Sadly, despite what some believe, economic disparities between white and black Americans have not improved much since Dr. King’s death. Unemployment rates for African-Americans were, and are, twice as high as those for whites. In 1967, African-American households averaged about 55 percent of the income of white households. Now, that number stands around 59 percent. The story is even worse with regard to household wealth. Since the government began keeping this data in 1984, the average white household consistently held approximately ten times more wealth than the average black household. After the recent recession, which hit many Americans hard but hit people of color hardest, that ratio skyrocketed to a disparity of twenty-to-one.

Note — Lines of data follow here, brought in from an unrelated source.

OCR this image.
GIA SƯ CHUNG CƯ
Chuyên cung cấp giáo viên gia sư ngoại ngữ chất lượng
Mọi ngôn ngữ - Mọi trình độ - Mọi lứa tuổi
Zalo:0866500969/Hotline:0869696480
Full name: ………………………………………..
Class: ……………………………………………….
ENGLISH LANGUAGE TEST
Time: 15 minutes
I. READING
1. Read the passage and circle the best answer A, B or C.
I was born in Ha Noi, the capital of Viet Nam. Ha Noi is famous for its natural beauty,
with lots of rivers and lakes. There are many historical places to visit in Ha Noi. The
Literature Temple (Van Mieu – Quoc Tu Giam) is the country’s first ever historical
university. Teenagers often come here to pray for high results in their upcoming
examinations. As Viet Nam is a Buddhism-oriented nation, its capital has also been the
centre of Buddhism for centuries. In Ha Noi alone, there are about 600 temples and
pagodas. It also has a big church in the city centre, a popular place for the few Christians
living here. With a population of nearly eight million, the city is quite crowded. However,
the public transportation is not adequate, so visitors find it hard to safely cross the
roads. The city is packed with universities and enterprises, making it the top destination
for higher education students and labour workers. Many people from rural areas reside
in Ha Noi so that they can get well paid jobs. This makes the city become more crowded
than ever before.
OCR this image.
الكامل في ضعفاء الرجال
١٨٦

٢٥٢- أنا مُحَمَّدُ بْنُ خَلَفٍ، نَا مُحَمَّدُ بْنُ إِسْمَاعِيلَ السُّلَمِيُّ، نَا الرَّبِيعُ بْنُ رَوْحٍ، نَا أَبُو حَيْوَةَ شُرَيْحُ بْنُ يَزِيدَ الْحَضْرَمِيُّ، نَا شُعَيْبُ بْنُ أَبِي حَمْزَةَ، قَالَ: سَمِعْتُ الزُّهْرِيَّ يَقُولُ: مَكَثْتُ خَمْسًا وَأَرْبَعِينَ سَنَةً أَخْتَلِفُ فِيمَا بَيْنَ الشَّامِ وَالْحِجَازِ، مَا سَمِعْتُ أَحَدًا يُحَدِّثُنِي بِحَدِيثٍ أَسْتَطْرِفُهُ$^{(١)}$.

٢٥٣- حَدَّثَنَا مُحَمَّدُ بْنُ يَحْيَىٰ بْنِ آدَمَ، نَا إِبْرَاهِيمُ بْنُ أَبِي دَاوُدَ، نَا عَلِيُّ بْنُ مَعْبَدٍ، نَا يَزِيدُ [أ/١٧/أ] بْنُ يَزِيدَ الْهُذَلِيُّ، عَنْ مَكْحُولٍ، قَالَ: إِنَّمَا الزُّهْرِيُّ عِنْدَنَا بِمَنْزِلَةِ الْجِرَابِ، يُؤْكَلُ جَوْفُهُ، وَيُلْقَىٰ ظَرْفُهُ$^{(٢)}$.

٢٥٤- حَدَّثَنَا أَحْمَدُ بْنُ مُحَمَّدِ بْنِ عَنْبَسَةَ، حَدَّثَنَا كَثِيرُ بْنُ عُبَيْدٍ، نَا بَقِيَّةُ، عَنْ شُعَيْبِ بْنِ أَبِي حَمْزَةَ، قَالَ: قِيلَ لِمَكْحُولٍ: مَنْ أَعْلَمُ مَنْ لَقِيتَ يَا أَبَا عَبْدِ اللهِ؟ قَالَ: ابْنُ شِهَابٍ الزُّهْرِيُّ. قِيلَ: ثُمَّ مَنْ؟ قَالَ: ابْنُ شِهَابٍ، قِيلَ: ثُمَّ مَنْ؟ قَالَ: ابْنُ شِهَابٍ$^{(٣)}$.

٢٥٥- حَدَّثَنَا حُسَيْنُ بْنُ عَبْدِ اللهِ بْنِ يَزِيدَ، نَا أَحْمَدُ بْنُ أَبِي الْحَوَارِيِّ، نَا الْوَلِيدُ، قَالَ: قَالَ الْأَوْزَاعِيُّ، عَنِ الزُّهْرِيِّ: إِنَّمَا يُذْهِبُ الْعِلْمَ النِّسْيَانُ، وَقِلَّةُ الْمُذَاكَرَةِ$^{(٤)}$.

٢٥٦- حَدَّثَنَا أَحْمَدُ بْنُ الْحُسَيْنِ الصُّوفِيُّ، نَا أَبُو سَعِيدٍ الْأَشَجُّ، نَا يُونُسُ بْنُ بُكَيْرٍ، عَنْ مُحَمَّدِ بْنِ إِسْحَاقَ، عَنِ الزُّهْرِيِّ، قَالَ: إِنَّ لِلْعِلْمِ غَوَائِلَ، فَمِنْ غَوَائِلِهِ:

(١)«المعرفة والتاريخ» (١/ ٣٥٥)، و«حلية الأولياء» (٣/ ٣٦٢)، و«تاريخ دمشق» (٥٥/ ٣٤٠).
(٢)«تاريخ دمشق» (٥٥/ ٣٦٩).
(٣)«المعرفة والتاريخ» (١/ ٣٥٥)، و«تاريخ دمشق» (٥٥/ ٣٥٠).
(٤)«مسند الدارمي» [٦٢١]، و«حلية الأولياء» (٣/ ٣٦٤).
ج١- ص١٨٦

So in 2014 the ACLU’s Racial Justice Program seeks to honor Dr. King’s legacy by carrying the torch of economic justice forward. Because home equity is such an important piece of the wealth disparity puzzle, we are fighting to hold Wall Street accountable for fueling predatory lending in communities of color. We are seeking answers from a federal agency about why it has sided with the banking industry over hard hit communities trying to stop foreclosures. We are challenging the unconstitutional incarceration of people too poor to pay fines and fees they owe local courts. We believe that what Dr. King said in Memphis in 1968 remains true today:
This is America’s opportunity to help bridge the gulf between the haves and the have-nots. The question is whether America will do it. There is nothing new about poverty. What is new is that we now have the techniques and the resources to get rid of poverty. The real question is whether we have the will.